Para eles, por exemplo, a ANS não determina um teto máximo de reajuste anual, como faz com planos individuais.

“Por oferecerem um serviço de relevância pública, as operadoras deveriam seguir os parâmetros do acesso integral à saúde, mas, na prática, não é isso que acontece”, afirma Joana Cruz, advogada do Idec.

“Infelizmente, a lógica dos planos de saúde é a do lucro máximo e a qualquer preço. Isso se dá, normalmente, através de corte de custos. Além da negativa de cobertura, os planos de saúde impedem que o médico decida sozinho sobre procedimentos mais caros e, não raro, preferem contratar profissionais de baixo padrão técnico”, diz Thelman Madeira de Souza, ex-funcionário de carreira do Ministério da Saúde e analista da área.

Procedimentos negados

Outro estudo realizado pelo Idec aponta que, entre janeiro de 2010 e maio de 2012, os procedimentos mais negados pelas operadoras estavam previstos tanto no rol de procedimentos da ANS – listagem mínima de consultas, cirurgias e exames que um plano de saúde deve oferecer – quanto na Lei de Planos de Saúde, que definiu as normas para o setor em 1998.

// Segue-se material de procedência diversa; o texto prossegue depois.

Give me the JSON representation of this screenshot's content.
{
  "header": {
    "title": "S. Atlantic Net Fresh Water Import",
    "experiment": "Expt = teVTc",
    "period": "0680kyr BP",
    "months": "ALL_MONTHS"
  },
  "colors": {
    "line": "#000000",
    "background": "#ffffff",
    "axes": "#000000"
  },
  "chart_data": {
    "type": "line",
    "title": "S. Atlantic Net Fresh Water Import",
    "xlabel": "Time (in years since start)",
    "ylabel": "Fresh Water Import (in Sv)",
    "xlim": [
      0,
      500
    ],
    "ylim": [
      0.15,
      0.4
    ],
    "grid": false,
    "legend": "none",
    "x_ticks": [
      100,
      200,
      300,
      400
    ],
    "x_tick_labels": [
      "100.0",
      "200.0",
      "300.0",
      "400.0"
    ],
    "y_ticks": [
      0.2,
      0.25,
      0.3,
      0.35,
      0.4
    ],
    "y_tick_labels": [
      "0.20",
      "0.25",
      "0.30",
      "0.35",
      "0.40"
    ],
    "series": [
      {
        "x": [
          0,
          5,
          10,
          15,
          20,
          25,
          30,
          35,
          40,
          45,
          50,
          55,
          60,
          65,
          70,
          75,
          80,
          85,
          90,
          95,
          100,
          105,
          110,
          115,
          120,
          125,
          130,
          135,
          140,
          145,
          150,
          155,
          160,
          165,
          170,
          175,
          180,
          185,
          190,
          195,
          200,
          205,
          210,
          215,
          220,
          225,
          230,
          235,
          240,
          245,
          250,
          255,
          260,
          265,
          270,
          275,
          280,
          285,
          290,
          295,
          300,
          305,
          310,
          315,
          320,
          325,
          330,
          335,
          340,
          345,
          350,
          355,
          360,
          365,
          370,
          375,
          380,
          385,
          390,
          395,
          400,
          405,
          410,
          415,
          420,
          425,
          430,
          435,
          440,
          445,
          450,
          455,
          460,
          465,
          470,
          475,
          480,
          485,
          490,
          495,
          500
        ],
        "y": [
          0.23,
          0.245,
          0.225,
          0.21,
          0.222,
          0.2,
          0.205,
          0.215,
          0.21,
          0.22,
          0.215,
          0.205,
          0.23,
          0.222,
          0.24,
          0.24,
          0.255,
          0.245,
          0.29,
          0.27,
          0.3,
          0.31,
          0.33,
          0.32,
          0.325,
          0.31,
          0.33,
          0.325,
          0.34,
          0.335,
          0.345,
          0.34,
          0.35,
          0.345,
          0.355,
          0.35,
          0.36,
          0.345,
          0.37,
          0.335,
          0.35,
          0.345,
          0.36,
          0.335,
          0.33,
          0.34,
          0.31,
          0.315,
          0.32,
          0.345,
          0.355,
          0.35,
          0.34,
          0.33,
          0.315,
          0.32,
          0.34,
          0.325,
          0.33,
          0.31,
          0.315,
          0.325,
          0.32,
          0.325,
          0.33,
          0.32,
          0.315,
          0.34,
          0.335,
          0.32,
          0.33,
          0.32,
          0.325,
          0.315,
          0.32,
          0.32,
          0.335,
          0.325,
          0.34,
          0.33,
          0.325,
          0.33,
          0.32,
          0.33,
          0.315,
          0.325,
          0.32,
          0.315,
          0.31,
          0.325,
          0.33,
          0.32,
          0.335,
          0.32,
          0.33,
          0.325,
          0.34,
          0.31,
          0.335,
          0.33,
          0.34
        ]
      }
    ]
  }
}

Entre eles, havia consultas médicas, exames de sangue, partos e cirurgias de estômago.

Para alguns especialistas, entretanto, o consumidor acaba prejudicado pela aparente falta de um orientação única sobre que procedimentos devem ser atendidos pelas operadoras.

“Pela lei, as operadoras são obrigadas a realizar procedimentos para as doenças listadas pela Organização Mundial da Saúde, salvo algumas exceções”, explica Lígia Bahia, professora da UFRJ e uma das maiores especialistas na área.

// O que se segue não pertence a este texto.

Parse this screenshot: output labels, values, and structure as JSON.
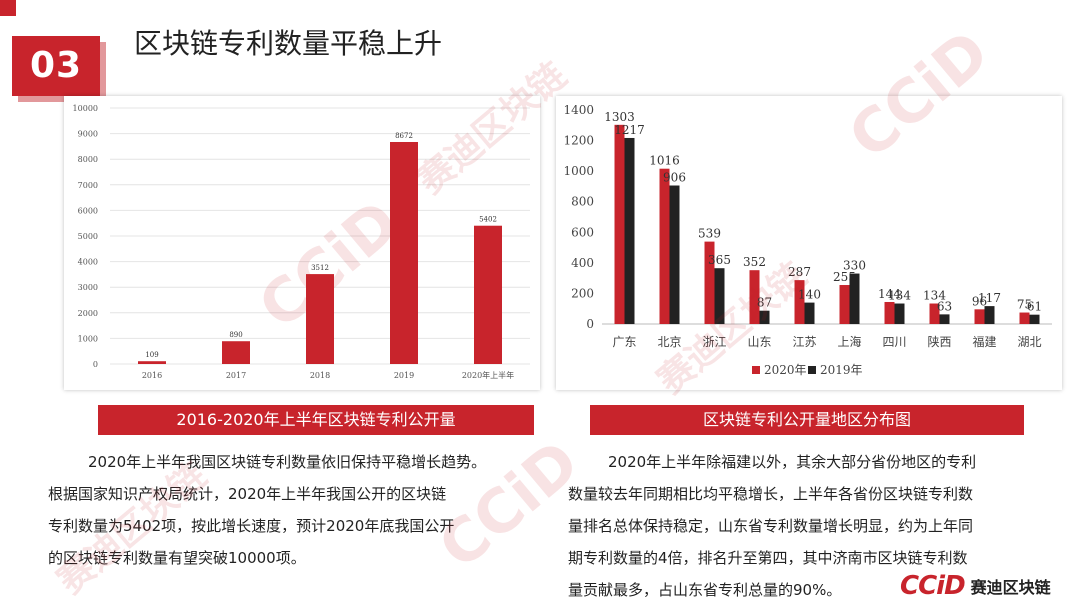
{
  "header": {
    "badge": "03",
    "title": "区块链专利数量平稳上升"
  },
  "brand": {
    "accent": "#c8242c",
    "dark": "#222222",
    "logo_main": "CCiD",
    "logo_sub": "赛迪区块链"
  },
  "captions": {
    "left": "2016-2020年上半年区块链专利公开量",
    "right": "区块链专利公开量地区分布图"
  },
  "paragraphs": {
    "left": [
      "2020年上半年我国区块链专利数量依旧保持平稳增长趋势。",
      "根据国家知识产权局统计，2020年上半年我国公开的区块链",
      "专利数量为5402项，按此增长速度，预计2020年底我国公开",
      "的区块链专利数量有望突破10000项。"
    ],
    "right": [
      "2020年上半年除福建以外，其余大部分省份地区的专利",
      "数量较去年同期相比均平稳增长，上半年各省份区块链专利数",
      "量排名总体保持稳定，山东省专利数量增长明显，约为上年同",
      "期专利数量的4倍，排名升至第四，其中济南市区块链专利数",
      "量贡献最多，占山东省专利总量的90%。"
    ]
  },
  "chart_data": [
    {
      "type": "bar",
      "categories": [
        "2016",
        "2017",
        "2018",
        "2019",
        "2020年上半年"
      ],
      "values": [
        109,
        890,
        3512,
        8672,
        5402
      ],
      "ylim": [
        0,
        10000
      ],
      "yticks": [
        0,
        1000,
        2000,
        3000,
        4000,
        5000,
        6000,
        7000,
        8000,
        9000,
        10000
      ],
      "grid": true,
      "color": "#c8242c"
    },
    {
      "type": "bar",
      "categories": [
        "广东",
        "北京",
        "浙江",
        "山东",
        "江苏",
        "上海",
        "四川",
        "陕西",
        "福建",
        "湖北"
      ],
      "series": [
        {
          "name": "2020年",
          "values": [
            1303,
            1016,
            539,
            352,
            287,
            255,
            144,
            134,
            96,
            75
          ],
          "color": "#c8242c"
        },
        {
          "name": "2019年",
          "values": [
            1217,
            906,
            365,
            87,
            140,
            330,
            134,
            63,
            117,
            61
          ],
          "color": "#222222"
        }
      ],
      "ylim": [
        0,
        1400
      ],
      "yticks": [
        0,
        200,
        400,
        600,
        800,
        1000,
        1200,
        1400
      ],
      "grid": false,
      "legend": "bottom"
    }
  ]
}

“Mas nem tudo está presente no rol da ANS. Como resultado, os planos de saúde baseiam-se nessa lista e deixam de realizar procedimentos assegurados pela legislação”, acrescenta.

Um dos exemplos, segundo Bahia, é o transplante de fígado, que não está incluído na lista da agência, apesar de ser contemplado pela OMS.

Lentidão

A lentidão no julgamento dos processos contra os planos de saúde também é alvo de críticas dos especialistas.

O mesmo levantamento do Idec aponta que, no período analisado, o tempo mediano de resolução para reclamações sobre negativa de cobertura foi de 21 dias em 2011 e 29 dias em 2012.

Para outros processos, entretanto, a duração pode ultrapassar anos.

Segundo o advogado Vinícius de Abreu, fundador da ONG Saúde Legal, que busca defender os direitos e garantias dos usuários dos sistemas de saúde público (SUS) e privado, outro aspecto da morosidade é constatado na suspensão de planos de saúde.

“A ANS demora muito para suspender ou liquidar operadoras que infrinjam as regras”, afirma. É preciso que a agência aplique punições mais severas e rápidas”, defende.

Outro lado

O Ministério da Saúde, por outro lado, argumenta que tem tomado ações para tornar o monitoramento das operadoras ainda mais rigoroso.

Em nota enviada à BBC Brasil, o órgão informa que entre as iniciativas, destacam-se “a determinação para a marcação de consultas, exames e cirurgias e a suspensão dos planos que não cumprem os prazos estabelecidos”.

Segundo a pasta, em 2012, 396 planos de saúde de 96 operadoras foram suspensos temporariamente por não cumprirem os prazos.

Além disso, o Ministério da Saúde destaca que as operadas terão de justificar por escrito, em até 48 horas, as negativas de coberturas. A resolução entrará em vigor no próximo dia 7 de maio.